Pope Improv

I heard that with the last pope people in audiences were told not to ask questions. And if questions were to be asked, they were submitted in advance for approval.

In the school of evangelization, seekers and doubters and skeptics bring lots of tough questions. You can’t screen them. By turning away the questions, one turns away the questioners.

So it was amusing to read of the cheers when Pope Francis pulled a South Carolina valedictorian on his adult hosts.

The event’s presenters seemed hesitant about the pope’s request, saying no questions had been prepared in advanced and warning him that the students from elementary, middle and high school would just be “winging it.”

The one about the youthful struggle with doubt was great: “What can you say to help me and others like me?” he asked the pope.

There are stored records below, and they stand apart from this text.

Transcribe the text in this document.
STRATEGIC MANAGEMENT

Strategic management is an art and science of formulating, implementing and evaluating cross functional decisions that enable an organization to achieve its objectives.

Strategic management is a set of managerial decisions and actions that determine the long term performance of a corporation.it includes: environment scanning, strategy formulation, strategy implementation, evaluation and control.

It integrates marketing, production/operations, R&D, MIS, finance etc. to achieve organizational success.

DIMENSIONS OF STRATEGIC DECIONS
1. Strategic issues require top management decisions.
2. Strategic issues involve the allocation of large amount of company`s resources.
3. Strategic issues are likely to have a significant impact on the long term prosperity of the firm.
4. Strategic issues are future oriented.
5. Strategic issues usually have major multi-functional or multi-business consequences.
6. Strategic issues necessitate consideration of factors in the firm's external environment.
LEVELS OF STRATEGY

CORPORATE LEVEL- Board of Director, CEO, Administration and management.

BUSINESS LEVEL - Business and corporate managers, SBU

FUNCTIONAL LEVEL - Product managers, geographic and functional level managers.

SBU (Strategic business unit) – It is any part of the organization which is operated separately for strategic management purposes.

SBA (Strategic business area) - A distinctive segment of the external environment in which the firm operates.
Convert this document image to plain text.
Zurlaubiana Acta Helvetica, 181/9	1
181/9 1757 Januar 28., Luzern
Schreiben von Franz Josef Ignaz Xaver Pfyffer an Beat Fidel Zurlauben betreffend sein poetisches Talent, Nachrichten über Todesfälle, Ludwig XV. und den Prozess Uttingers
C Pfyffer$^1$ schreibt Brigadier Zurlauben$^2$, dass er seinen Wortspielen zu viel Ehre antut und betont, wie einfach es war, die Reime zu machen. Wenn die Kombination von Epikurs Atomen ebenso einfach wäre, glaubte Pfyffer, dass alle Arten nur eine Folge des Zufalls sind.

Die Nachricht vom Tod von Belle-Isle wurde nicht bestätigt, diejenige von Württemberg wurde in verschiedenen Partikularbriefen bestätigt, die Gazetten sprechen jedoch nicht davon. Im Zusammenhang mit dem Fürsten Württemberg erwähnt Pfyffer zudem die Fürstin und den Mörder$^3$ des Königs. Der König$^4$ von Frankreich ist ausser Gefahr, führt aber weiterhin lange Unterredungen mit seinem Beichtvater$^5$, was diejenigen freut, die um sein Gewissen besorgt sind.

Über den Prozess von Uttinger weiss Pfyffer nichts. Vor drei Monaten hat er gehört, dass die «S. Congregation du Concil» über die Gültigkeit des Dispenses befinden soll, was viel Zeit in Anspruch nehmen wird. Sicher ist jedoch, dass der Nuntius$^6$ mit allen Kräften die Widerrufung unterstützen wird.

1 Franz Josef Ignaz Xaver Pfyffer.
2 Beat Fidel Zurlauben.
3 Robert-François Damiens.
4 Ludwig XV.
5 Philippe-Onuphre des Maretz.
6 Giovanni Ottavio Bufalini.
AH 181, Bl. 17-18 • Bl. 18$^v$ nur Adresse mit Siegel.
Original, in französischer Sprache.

Pope Francis said the journey of life “is an art” that isn’t easy because it requires juggling the need to move forward with the importance of taking time to reflect.

“If we walk too quickly, we’ll get tired and won’t be able to reach our destination,” yet if we stop or take our time “we won’t get there either.” 

Life’s journey “is truly the art of looking at the horizon, reflecting on where I want to go, but also putting up with the fatigue from this journey,” he said.

Don’t be afraid of failure,” he insisted. The problem with the journey of life and faith isn’t falling; it’s not getting back up.

“Get right back up, immediately and keep going,” he said.

Don’t embark on this journey alone either, he said, because that would be “awful and boring.” Go as a “community with friends and people who care about you very much because that will help us get to our destination,” he said.

Emphasis on time to reflect, on persistence, on overcoming the fear of failure, and the need for community. The essence of Ignatian spirituality, and a very evangelical outlook.

 

About catholicsensibility

Todd lives in Minnesota, serving a Catholic parish as a lay minister.
This entry was posted in Church News, evangelization, Ministry. Bookmark the permalink.

1 Response to Pope Improv

  1. John Drake says:

    Todd, in case you have forgotten, the “last pope” had a name, Benedict XVI, and it hardly seems illuminating to make it appear as though he was a hard-hearted jerk for not taking impromptu questions from the crowd. Not all of us are as nimble on our feet as perhaps you are. And, with the importance placed on papal pronouncements, perhaps a bit of caution is not ill-advised.